I posted a first proto-query on StackOverflow and Larnu came to help and gave me a query that could help me list not only the column name and the data type but also max length, precision, scale and number of duplicates:
WITH ColumnCount AS( SELECT s.name AS SchemaName, t.name AS TableName, c.name AS ColumnName, ct.[name] AS DataType, c.max_length, c.precision, c.scale, COUNT(c.column_id) OVER (PARTITION BY c.[name], ct.[name], c.max_length, c.precision, c.scale) AS Duplicates FROM sys.schemas s JOIN sys.tables t ON s.schema_id = t.schema_id JOIN sys.columns c ON t.object_id = c.object_id JOIN sys.types ct ON c.user_type_id = ct.user_type_id) SELECT * FROM ColumnCount CC WHERE CC.Duplicates > 1 ORDER BY CC.ColumnName, CC.SchemaName, CC.TableName;
That is a smoking hot query!
This are the results on AdventureWorks2019:
But I would like to see the big picture on Power BI.

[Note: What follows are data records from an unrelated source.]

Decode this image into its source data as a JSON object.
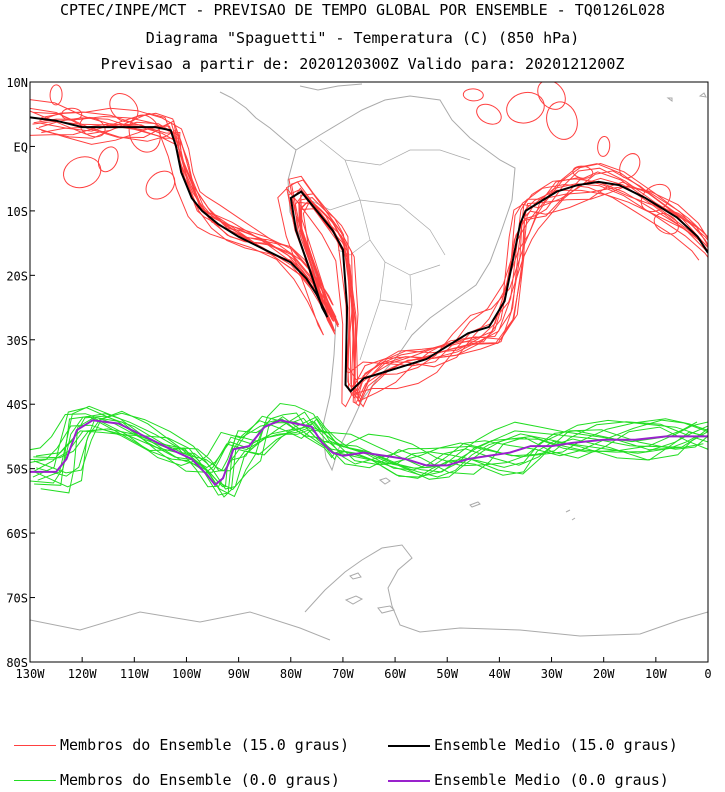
{
  "header": {
    "line1": "CPTEC/INPE/MCT - PREVISAO DE TEMPO GLOBAL POR ENSEMBLE - TQ0126L028",
    "line2": "Diagrama \"Spaguetti\" - Temperatura (C) (850 hPa)",
    "line3": "Previsao a partir de: 2020120300Z  Valido para: 2020121200Z"
  },
  "colors": {
    "members_15": "#ff4040",
    "mean_15": "#000000",
    "members_0": "#22dd22",
    "mean_0": "#9922cc",
    "coast": "#aaaaaa",
    "frame": "#000000"
  },
  "legend": [
    {
      "label": "Membros do Ensemble (15.0 graus)",
      "color": "#ff4040",
      "width": 1
    },
    {
      "label": "Ensemble Medio (15.0 graus)",
      "color": "#000000",
      "width": 2
    },
    {
      "label": "Membros do Ensemble (0.0 graus)",
      "color": "#22dd22",
      "width": 1
    },
    {
      "label": "Ensemble Medio (0.0 graus)",
      "color": "#9922cc",
      "width": 2
    }
  ],
  "chart_data": {
    "type": "line",
    "subtype": "spaghetti contour map",
    "xlim": [
      -130,
      0
    ],
    "ylim": [
      -80,
      10
    ],
    "x_ticks": [
      {
        "v": -130,
        "label": "130W"
      },
      {
        "v": -120,
        "label": "120W"
      },
      {
        "v": -110,
        "label": "110W"
      },
      {
        "v": -100,
        "label": "100W"
      },
      {
        "v": -90,
        "label": "90W"
      },
      {
        "v": -80,
        "label": "80W"
      },
      {
        "v": -70,
        "label": "70W"
      },
      {
        "v": -60,
        "label": "60W"
      },
      {
        "v": -50,
        "label": "50W"
      },
      {
        "v": -40,
        "label": "40W"
      },
      {
        "v": -30,
        "label": "30W"
      },
      {
        "v": -20,
        "label": "20W"
      },
      {
        "v": -10,
        "label": "10W"
      },
      {
        "v": 0,
        "label": "0"
      }
    ],
    "y_ticks": [
      {
        "v": 10,
        "label": "10N"
      },
      {
        "v": 0,
        "label": "EQ"
      },
      {
        "v": -10,
        "label": "10S"
      },
      {
        "v": -20,
        "label": "20S"
      },
      {
        "v": -30,
        "label": "30S"
      },
      {
        "v": -40,
        "label": "40S"
      },
      {
        "v": -50,
        "label": "50S"
      },
      {
        "v": -60,
        "label": "60S"
      },
      {
        "v": -70,
        "label": "70S"
      },
      {
        "v": -80,
        "label": "80S"
      }
    ],
    "series": [
      {
        "name": "Ensemble Medio (15.0 graus)",
        "contour_value": 15.0,
        "x": [
          -130,
          -125,
          -120,
          -115,
          -110,
          -106,
          -103,
          -102,
          -101,
          -99,
          -97,
          -94,
          -90,
          -85,
          -80,
          -77,
          -75,
          -73.5,
          -73,
          -74,
          -76,
          -79,
          -80,
          -78,
          -75,
          -72,
          -70,
          -69.2,
          -69.5,
          -68.5,
          -66,
          -62,
          -58,
          -54,
          -50,
          -46,
          -42,
          -39,
          -37,
          -36,
          -35,
          -33,
          -29,
          -25,
          -21,
          -17,
          -12,
          -6,
          -2,
          0
        ],
        "y": [
          4.5,
          4,
          3,
          3,
          3,
          3,
          2.5,
          0,
          -4,
          -8,
          -10,
          -12,
          -14,
          -16,
          -18,
          -20.5,
          -23,
          -25.5,
          -26.5,
          -25,
          -20,
          -13,
          -8,
          -7,
          -10,
          -13,
          -16,
          -25,
          -37,
          -38,
          -36,
          -35,
          -34,
          -33,
          -31,
          -29,
          -28,
          -24,
          -16,
          -12,
          -10,
          -9,
          -7,
          -6,
          -5.5,
          -6,
          -8,
          -11,
          -14,
          -16.5
        ]
      },
      {
        "name": "Ensemble Medio (0.0 graus)",
        "contour_value": 0.0,
        "x": [
          -130,
          -125,
          -123,
          -121,
          -118,
          -113,
          -108,
          -103,
          -99,
          -96,
          -94.5,
          -93,
          -91,
          -88,
          -85,
          -82,
          -79,
          -76,
          -74,
          -72,
          -70,
          -66,
          -62,
          -58,
          -54,
          -50,
          -46,
          -42,
          -38,
          -34,
          -30,
          -26,
          -20,
          -14,
          -8,
          -4,
          0
        ],
        "y": [
          -50.5,
          -50.5,
          -48.5,
          -44,
          -42.5,
          -43,
          -45,
          -47,
          -48.5,
          -51,
          -52.5,
          -51.5,
          -47,
          -46.5,
          -43.5,
          -42.5,
          -43,
          -43.5,
          -46,
          -47.5,
          -48,
          -47.5,
          -48,
          -48.5,
          -49.5,
          -49.5,
          -48.5,
          -48,
          -47.5,
          -46.5,
          -46.5,
          -46,
          -45.5,
          -45.5,
          -45,
          -45,
          -45
        ]
      }
    ]
  }
}
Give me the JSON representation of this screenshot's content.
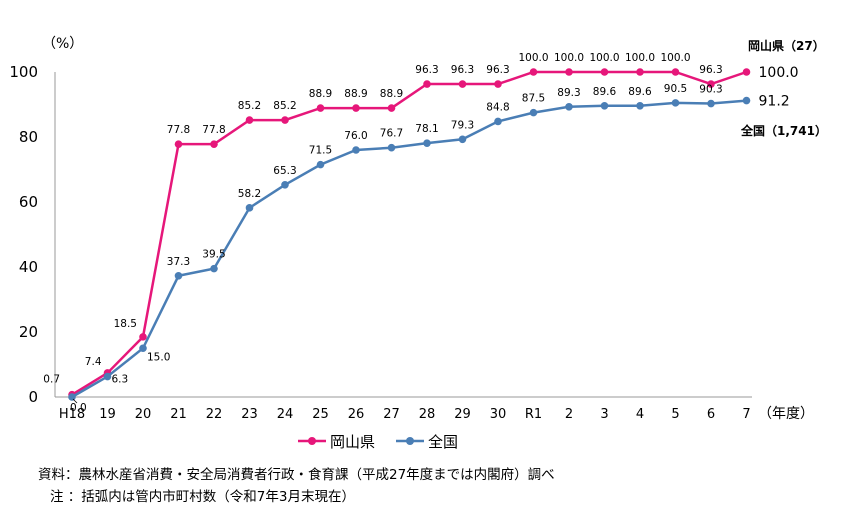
{
  "chart_data": {
    "type": "line",
    "y_unit": "（%）",
    "x_unit": "（年度）",
    "ylim": [
      0,
      100
    ],
    "yticks": [
      "0",
      "20",
      "40",
      "60",
      "80",
      "100"
    ],
    "categories": [
      "H18",
      "19",
      "20",
      "21",
      "22",
      "23",
      "24",
      "25",
      "26",
      "27",
      "28",
      "29",
      "30",
      "R1",
      "2",
      "3",
      "4",
      "5",
      "6",
      "7"
    ],
    "series": [
      {
        "name": "岡山県",
        "color": "#e6177a",
        "values": [
          0.7,
          7.4,
          18.5,
          77.8,
          77.8,
          85.2,
          85.2,
          88.9,
          88.9,
          88.9,
          96.3,
          96.3,
          96.3,
          100.0,
          100.0,
          100.0,
          100.0,
          100.0,
          96.3,
          100.0
        ],
        "labels": [
          "0.7",
          "7.4",
          "18.5",
          "77.8",
          "77.8",
          "85.2",
          "85.2",
          "88.9",
          "88.9",
          "88.9",
          "96.3",
          "96.3",
          "96.3",
          "100.0",
          "100.0",
          "100.0",
          "100.0",
          "100.0",
          "96.3",
          "100.0"
        ],
        "end_name": "岡山県（27）"
      },
      {
        "name": "全国",
        "color": "#4a7eb5",
        "values": [
          0.0,
          6.3,
          15.0,
          37.3,
          39.5,
          58.2,
          65.3,
          71.5,
          76.0,
          76.7,
          78.1,
          79.3,
          84.8,
          87.5,
          89.3,
          89.6,
          89.6,
          90.5,
          90.3,
          91.2
        ],
        "labels": [
          "0.0",
          "6.3",
          "15.0",
          "37.3",
          "39.5",
          "58.2",
          "65.3",
          "71.5",
          "76.0",
          "76.7",
          "78.1",
          "79.3",
          "84.8",
          "87.5",
          "89.3",
          "89.6",
          "89.6",
          "90.5",
          "90.3",
          "91.2"
        ],
        "end_name": "全国（1,741）"
      }
    ]
  },
  "notes": {
    "source": "資料：農林水産省消費・安全局消費者行政・食育課（平成27年度までは内閣府）調べ",
    "note": "注 ：括弧内は管内市町村数（令和7年3月末現在）"
  }
}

One of the visual that first came to my mind is Chord that allows you to see at a glance the relations between objects.
In order to work Chord needs 3 things: From, To, Relation.
So let’s modify the query again and make it nicer:
;WITH ColumnCount AS ( SELECT s.name AS SchemaName ,t.name AS TableName ,c.name AS ColumnName ,ct.[name] AS DataType ,c.max_length ,c.precision ,c.scale ,COUNT(c.column_id) OVER ( PARTITION BY c.[name] ,ct.[name] ,c.max_length ,c.precision ,c.scale ) AS Duplicates FROM sys.schemas s JOIN sys.tables t ON s.schema_id = t.schema_id JOIN sys.columns c ON t.object_id = c.object_id JOIN sys.types ct ON c.user_type_id = ct.user_type_id ) SELECT cc.TableName + '.' + cc.ColumnName AS ForeignTableName ,cd.TableName + '.' + cd.ColumnName AS PrimaryTableName ,cd.TableName AS TargetTable ,cd.ColumnName AS TargetColumn ,1 Relationship --,cc.ColumnName, cc.DataType, cc.Duplicates FROM ColumnCount CC /*pk only joins - take ths out if you want all joins between fields, not just pk to fk */ --INNER JOIN INFORMATION_SCHEMA.CONSTRAINT_COLUMN_USAGE Col ON col.COLUMN_NAME = cc.ColumnName -- AND col.TABLE_NAME = cc.TableName --INNER JOIN INFORMATION_SCHEMA.TABLE_CONSTRAINTS Tab ON Col.Constraint_Name = Tab.Constraint_Name -- AND Col.Table_Name = Tab.Table_Name -- AND Constraint_Type = 'PRIMARY KEY' /*end of pk only joins */ LEFT JOIN ColumnCount Cd ON cc.ColumnName = cd.ColumnName AND cc.DataType = cd.DataType AND cc.TableName != cd.TableName WHERE CC.Duplicates > 1 ORDER BY CC.ColumnName ,CC.SchemaName ,CC.TableName;
This way it can nicely be digested by Power BI.
You now need to download the Chord Visual from Power BI and then set PrimaryTableName, ForeignTableName and Relationship as in picture.
I have then added a filter to the right that helps me target the table and the column name I want:
Once again my career and the wellness of my family are based on the existence of the StackOverflow community.
There are a bunch of liar out there that sell software solutions as Reverse Engineering but they simply sell you an ERD out of the box when the constraints are provided. Without constraints you are left alone.
I hope this might help you.